Candidato de Castro vence disputa pelo TCE-RJ e expõe racha na campanha ao governo do Rio

O deputado estadual Márcio Pacheco (PSC) foi eleito conselheiro do Tribunal de Contas do Estado (TCE-RJ) pelo plenário da Assembleia Legislativa do Rio (Alerj), na tarde desta quarta-feira, com 47 votos. Três outros adversários retiraram as suas candidaturas, após costura liderada pelo governador do Rio, Cláudio Castro (PL), para ver o seu mentor político eleito. Apenas Rosenverg Reis (MDB) e o técnico do TCE-RJ Hans Spring se mantiveram na disputa, mas foram derrotados com 9 e 10 votos, respectivamente. Quatro parlamentares se abstiveram.
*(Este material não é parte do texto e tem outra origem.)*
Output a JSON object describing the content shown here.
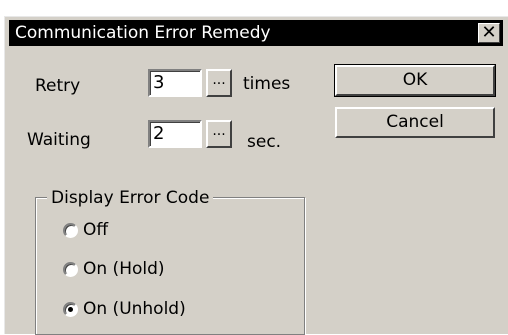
{
  "window": {
    "title": "Communication Error Remedy",
    "close_glyph": "✕",
    "close_icon": "close-icon"
  },
  "retry": {
    "label": "Retry",
    "value": "3",
    "browse_label": "...",
    "unit": "times"
  },
  "waiting": {
    "label": "Waiting",
    "value": "2",
    "browse_label": "...",
    "unit": "sec."
  },
  "buttons": {
    "ok": "OK",
    "cancel": "Cancel"
  },
  "display_error_code": {
    "legend": "Display Error Code",
    "options": [
      {
        "label": "Off",
        "checked": false
      },
      {
        "label": "On (Hold)",
        "checked": false
      },
      {
        "label": "On (Unhold)",
        "checked": true
      }
    ]
  },
  "colors": {
    "face": "#d4d0c8",
    "titlebar": "#000000",
    "title_text": "#ffffff"
  }
}
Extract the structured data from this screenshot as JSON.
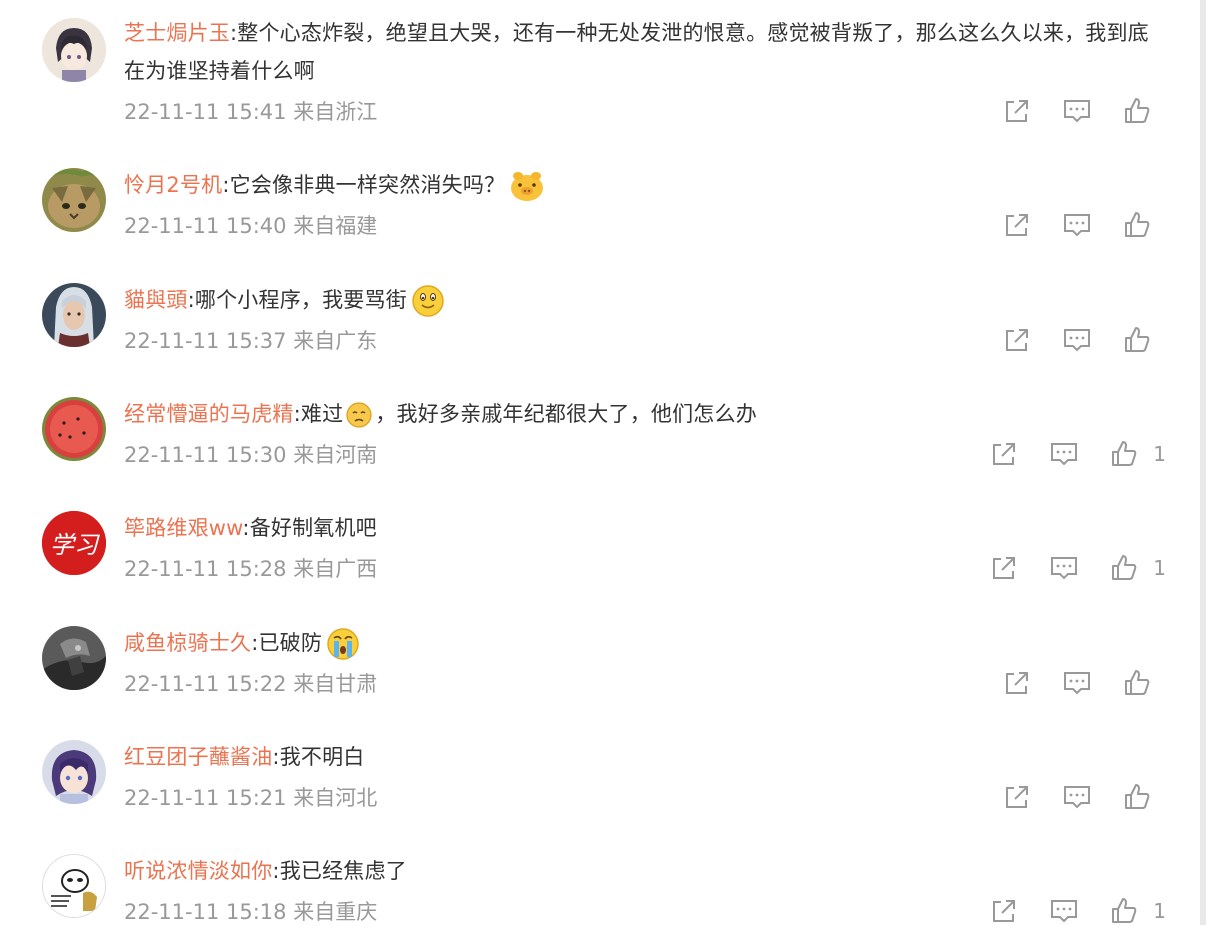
{
  "comments": [
    {
      "user": "芝士焗片玉",
      "text": "整个心态炸裂，绝望且大哭，还有一种无处发泄的恨意。感觉被背叛了，那么这么久以来，我到底在为谁坚持着什么啊",
      "time": "22-11-11 15:41",
      "location": "来自浙江",
      "likes": ""
    },
    {
      "user": "怜月2号机",
      "text": "它会像非典一样突然消失吗？",
      "time": "22-11-11 15:40",
      "location": "来自福建",
      "likes": ""
    },
    {
      "user": "貓與頭",
      "text": "哪个小程序，我要骂街",
      "time": "22-11-11 15:37",
      "location": "来自广东",
      "likes": ""
    },
    {
      "user": "经常懵逼的马虎精",
      "text_a": "难过",
      "text_b": "，我好多亲戚年纪都很大了，他们怎么办",
      "time": "22-11-11 15:30",
      "location": "来自河南",
      "likes": "1"
    },
    {
      "user": "筚路维艰ww",
      "text": "备好制氧机吧",
      "time": "22-11-11 15:28",
      "location": "来自广西",
      "likes": "1"
    },
    {
      "user": "咸鱼椋骑士久",
      "text": "已破防",
      "time": "22-11-11 15:22",
      "location": "来自甘肃",
      "likes": ""
    },
    {
      "user": "红豆团子蘸酱油",
      "text": "我不明白",
      "time": "22-11-11 15:21",
      "location": "来自河北",
      "likes": ""
    },
    {
      "user": "听说浓情淡如你",
      "text": "我已经焦虑了",
      "time": "22-11-11 15:18",
      "location": "来自重庆",
      "likes": "1"
    }
  ],
  "avatar_text": "学习",
  "colors": {
    "username": "#eb7350",
    "meta": "#999999",
    "text": "#333333"
  },
  "icons": [
    "share-icon",
    "comment-icon",
    "like-icon"
  ]
}
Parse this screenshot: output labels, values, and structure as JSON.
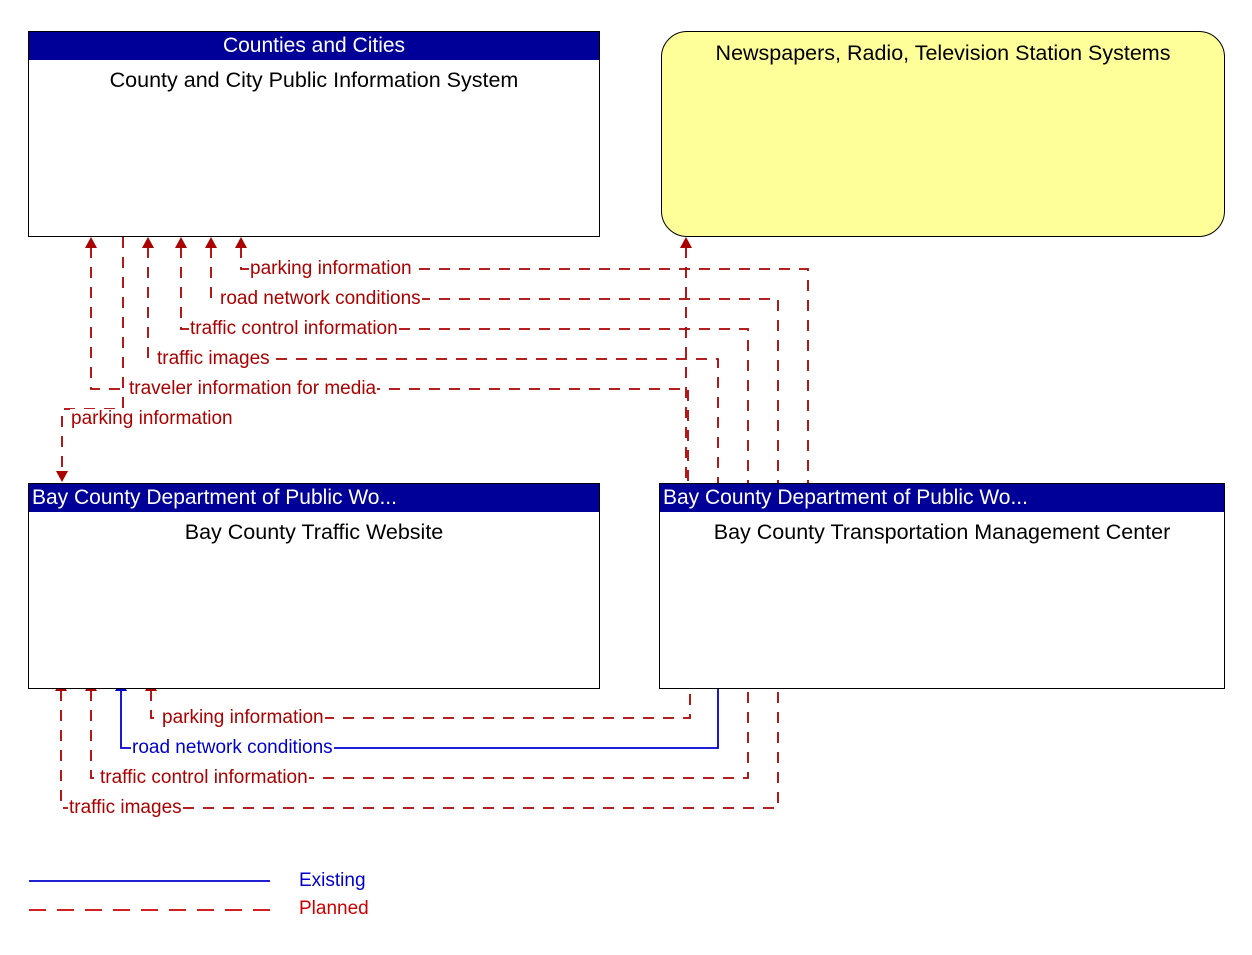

A nomeação do Pacheco foi publicada em Diário Oficial extra do governo 15 minutos depois do fim da votação. Durante a sessão, os outros parlamentares o cumprimentavam como "ex-deputado", diante da certeza do desfecho favorável.

Pacheco foi o primeiro deputado estadual denunciado pelo Ministério Público no escândalo da "rachadinha" na Alerj. Segundo o MP, ele recebeu ilegalmente R$ 1 milhão entre 2016 e 2019. Segundo a investigação, os assessores do deputado devolviam até 97% dos salários. Nesta terça-feira, notas falsas que traziam o rosto de Pacheco e a frase "venha para a 'rachadinha' você também" foram distribuídas nos gabinetes da Alerj.

O PL, que apoiava Reis até o início da semana, fechou votos por Pacheco, com o aval do senador Flávio Bolsonaro. A eleição pode gerar impactos na campanha ao governo, já que Rosenverg é irmão de Washington Reis, favorito para vice de Castro.

Val Ceasa, que era apontado como favorito na disputa, mas desistiu após diálogo com Castro, informou aos colegas de plenário que será candidato à próxima vaga da Casa ao TCE-RJ. O posto que Pacheco vai assumir está vago desde fevereiro, quando Aloysio Neves foi aposentado compulsoriamente. A eleição de Pacheco simbolizou uma disputa sem registros recentes na Alerj. Tradicionalmente, a Casa escolhe um único nome para ser referendado pelo plenário.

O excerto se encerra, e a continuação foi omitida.